The gym ball, aka the Swiss ball, is a long-established piece of kit you see in most gyms and many homes. It’s popular because it’s low cost and highly versatile. So, whatever your level of fitness there are exercises on the ball that will challenge your stability and build your strength.
Follow this simple guide to buying the right ball for you, keep it pumped up and use it every day and you’ll soon have a stronger back which will enhance all other sports and activities you already undertake.
The Bigger the Person, the bigger the gym ball
The key to getting the right ball for you is size. Quite simply the taller you are the bigger the ball you need. Petite people under 5’5” require a small 55cm ball, average height folk ranging from 5’6” to 6’ need a medium 65cm ball and those over 6’ need a large 75cm ball.
Keep it pumped
To work effectively the pressure of air in the ball needs to be such that when it’s used it flattens only minimally at the points of pressure. Most gym balls are supplied with a pump and so you can inflate them and then keep them topped up if and when needed. The best quality balls, such as these brand new Viavito ones, will include inflation instructions and a special tape measure so you inflate your gym ball correctly.
Keep your balls on show
If space is tight in your home, it’s quite tempting to shove your gym ball under the stairs or on top of a wardrobe. Don’t! The brilliance of a gym ball is that you don’t need to have undergone a proper warm-up to use it. Replace your dining chair with a gym ball or sit on it when you watch the box. At first you’ll feel the fatigue set in pretty quickly but within a month of daily sitting on the ball your back will be feeling stronger and your posture will be better than ever.
Work your whole body
Exercise balls are great for the core but they can genuinely strengthen and tone every muscle in the body and work them in a way weights simply don’t.

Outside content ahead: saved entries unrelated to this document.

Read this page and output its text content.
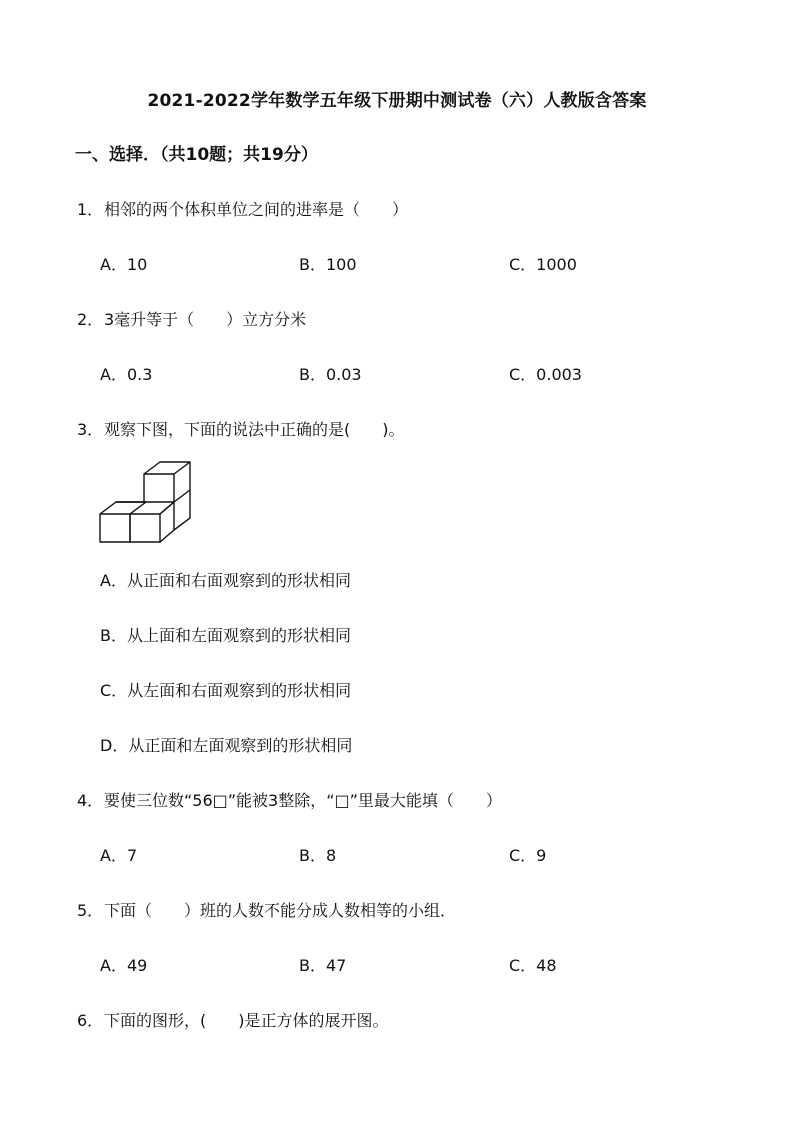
2021-2022学年数学五年级下册期中测试卷（六）人教版含答案
一、选择．（共10题；共19分）
1．相邻的两个体积单位之间的进率是（　　）
A．10	B．100	C．1000
2．3毫升等于（　　）立方分米
A．0.3	B．0.03	C．0.003
3．观察下图，下面的说法中正确的是(　　)。
A．从正面和右面观察到的形状相同
B．从上面和左面观察到的形状相同
C．从左面和右面观察到的形状相同
D．从正面和左面观察到的形状相同
4．要使三位数“56□”能被3整除，“□”里最大能填（　　）
A．7	B．8	C．9
5．下面（　　）班的人数不能分成人数相等的小组．
A．49	B．47	C．48
6．下面的图形，(　　)是正方体的展开图。
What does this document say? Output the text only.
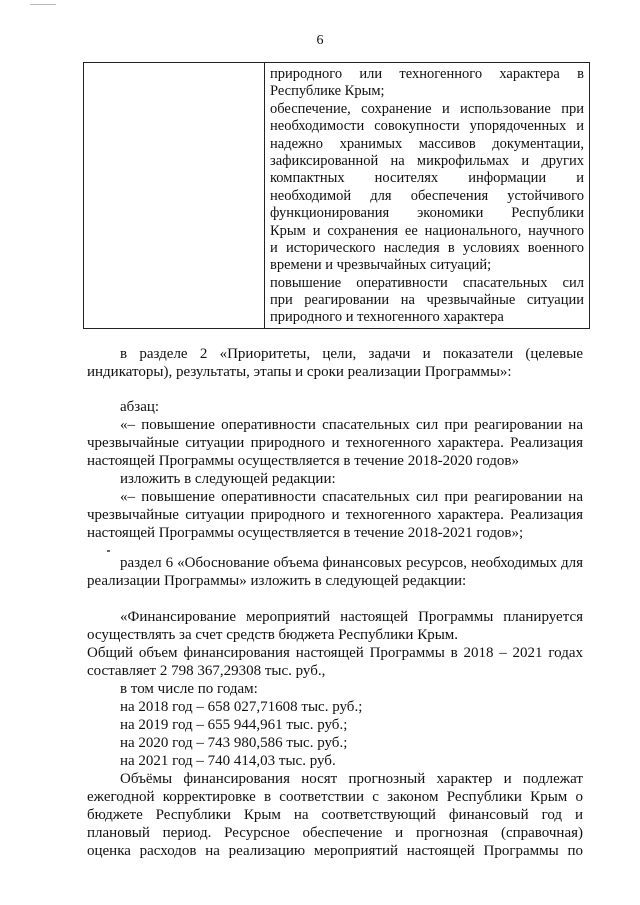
6

природного или техногенного характера в
Республике Крым;
обеспечение, сохранение и использование при
необходимости совокупности упорядоченных и
надежно хранимых массивов документации,
зафиксированной на микрофильмах и других
компактных носителях информации и
необходимой для обеспечения устойчивого
функционирования экономики Республики
Крым и сохранения ее национального, научного
и исторического наследия в условиях военного
времени и чрезвычайных ситуаций;
повышение оперативности спасательных сил
при реагировании на чрезвычайные ситуации
природного и техногенного характера
в разделе 2 «Приоритеты, цели, задачи и показатели (целевые
индикаторы), результаты, этапы и сроки реализации Программы»:
абзац:
«– повышение оперативности спасательных сил при реагировании на
чрезвычайные ситуации природного и техногенного характера. Реализация
настоящей Программы осуществляется в течение 2018-2020 годов»
изложить в следующей редакции:
«– повышение оперативности спасательных сил при реагировании на
чрезвычайные ситуации природного и техногенного характера. Реализация
настоящей Программы осуществляется в течение 2018-2021 годов»;
раздел 6 «Обоснование объема финансовых ресурсов, необходимых для
реализации Программы» изложить в следующей редакции:
«Финансирование мероприятий настоящей Программы планируется
осуществлять за счет средств бюджета Республики Крым.
Общий объем финансирования настоящей Программы в 2018 – 2021 годах
составляет 2 798 367,29308 тыс. руб.,
в том числе по годам:
на 2018 год – 658 027,71608 тыс. руб.;
на 2019 год – 655 944,961 тыс. руб.;
на 2020 год – 743 980,586 тыс. руб.;
на 2021 год – 740 414,03 тыс. руб.
Объёмы финансирования носят прогнозный характер и подлежат
ежегодной корректировке в соответствии с законом Республики Крым о
бюджете Республики Крым на соответствующий финансовый год и
плановый период. Ресурсное обеспечение и прогнозная (справочная)
оценка расходов на реализацию мероприятий настоящей Программы по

Here is a quick top-to-toe gym ball workout for you to try – remember to warm up before and cool down and stretch after:
- Chest and shoulders – rest your hands on the floor and your feet on the gym ball. Bend and extend the elbows to perform destabilised press-ups. Try for two sets of 12.
- Triceps and biceps – sit on the ball and rest your hands palms down with your fingers pointed forward. Lift your butt and hover it above ball level. Slowly bend and extend your elbows to perform a dip. Aim for three sets of 8.

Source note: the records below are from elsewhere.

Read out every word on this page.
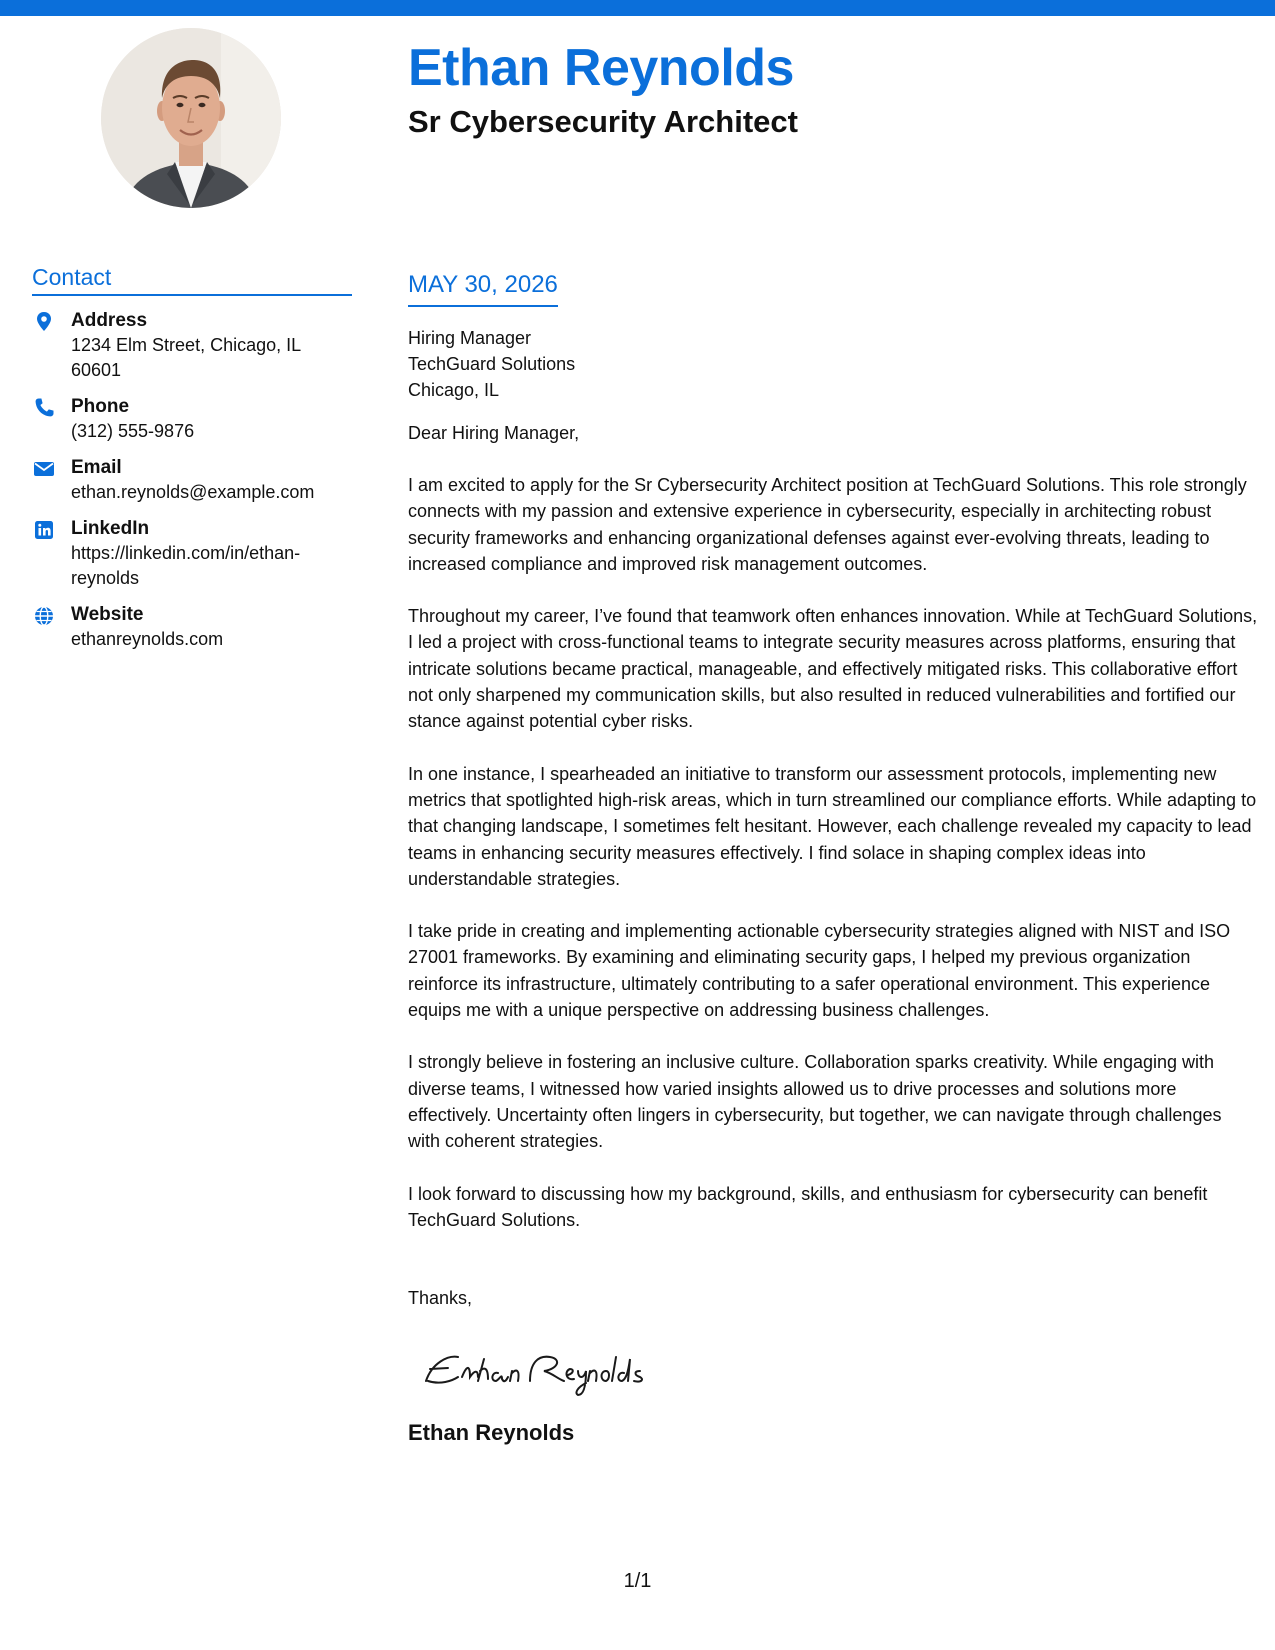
Ethan Reynolds
Sr Cybersecurity Architect
Contact
Address
1234 Elm Street, Chicago, IL
60601
Phone
(312) 555-9876
Email
ethan.reynolds@example.com
LinkedIn
https://linkedin.com/in/ethan-
reynolds
Website
ethanreynolds.com
MAY 30, 2026
Hiring Manager
TechGuard Solutions
Chicago, IL
Dear Hiring Manager,
I am excited to apply for the Sr Cybersecurity Architect position at TechGuard Solutions. This role strongly connects with my passion and extensive experience in cybersecurity, especially in architecting robust security frameworks and enhancing organizational defenses against ever-evolving threats, leading to increased compliance and improved risk management outcomes.
Throughout my career, I’ve found that teamwork often enhances innovation. While at TechGuard Solutions, I led a project with cross-functional teams to integrate security measures across platforms, ensuring that intricate solutions became practical, manageable, and effectively mitigated risks. This collaborative effort not only sharpened my communication skills, but also resulted in reduced vulnerabilities and fortified our stance against potential cyber risks.
In one instance, I spearheaded an initiative to transform our assessment protocols, implementing new metrics that spotlighted high-risk areas, which in turn streamlined our compliance efforts. While adapting to that changing landscape, I sometimes felt hesitant. However, each challenge revealed my capacity to lead teams in enhancing security measures effectively. I find solace in shaping complex ideas into understandable strategies.
I take pride in creating and implementing actionable cybersecurity strategies aligned with NIST and ISO 27001 frameworks. By examining and eliminating security gaps, I helped my previous organization reinforce its infrastructure, ultimately contributing to a safer operational environment. This experience equips me with a unique perspective on addressing business challenges.
I strongly believe in fostering an inclusive culture. Collaboration sparks creativity. While engaging with diverse teams, I witnessed how varied insights allowed us to drive processes and solutions more effectively. Uncertainty often lingers in cybersecurity, but together, we can navigate through challenges with coherent strategies.
I look forward to discussing how my background, skills, and enthusiasm for cybersecurity can benefit TechGuard Solutions.
Thanks,
Ethan Reynolds
1/1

- Belly and back – rest your feet on the floor and your elbows at shoulder distance apart on the ball. Assume a plank position and hold for as long as you’re able. Add to the challenge by floating alternate feet off the floor.
- Glutes and hamstrings – lie on the floor with your legs long and your heels rested on the ball at hip distance apart. Lift and hover your hips as high as you can. Keeping your hips lifted, draw the ball towards you by bending your knees and then return to the start position. Repeat 20 times.
- Quads – stand with your back to a wall and the ball between your back and the wall. Bend and extend your legs to roll the ball up and down the wall. Add hand weights for an extra challenge. Aim for 25 reps.
- Calves and shins – stand facing a wall with the ball between your belly and the wall. Flex your ankles to raise your claves and roll the ball up and down the wall. Aim for 20 reps.
Keep it up
The above may not be challenging enough for you if you’re fit, and even if it works for you now after a few months you’ll be in need of new challenges and greater variety. The good news about gym balls is that the sheer volume of exercise you can do is immense! Online resources, classes at your local gym and even a little bit of experimentation will open up the many different ways you enjoy a workout with balls. Enjoy!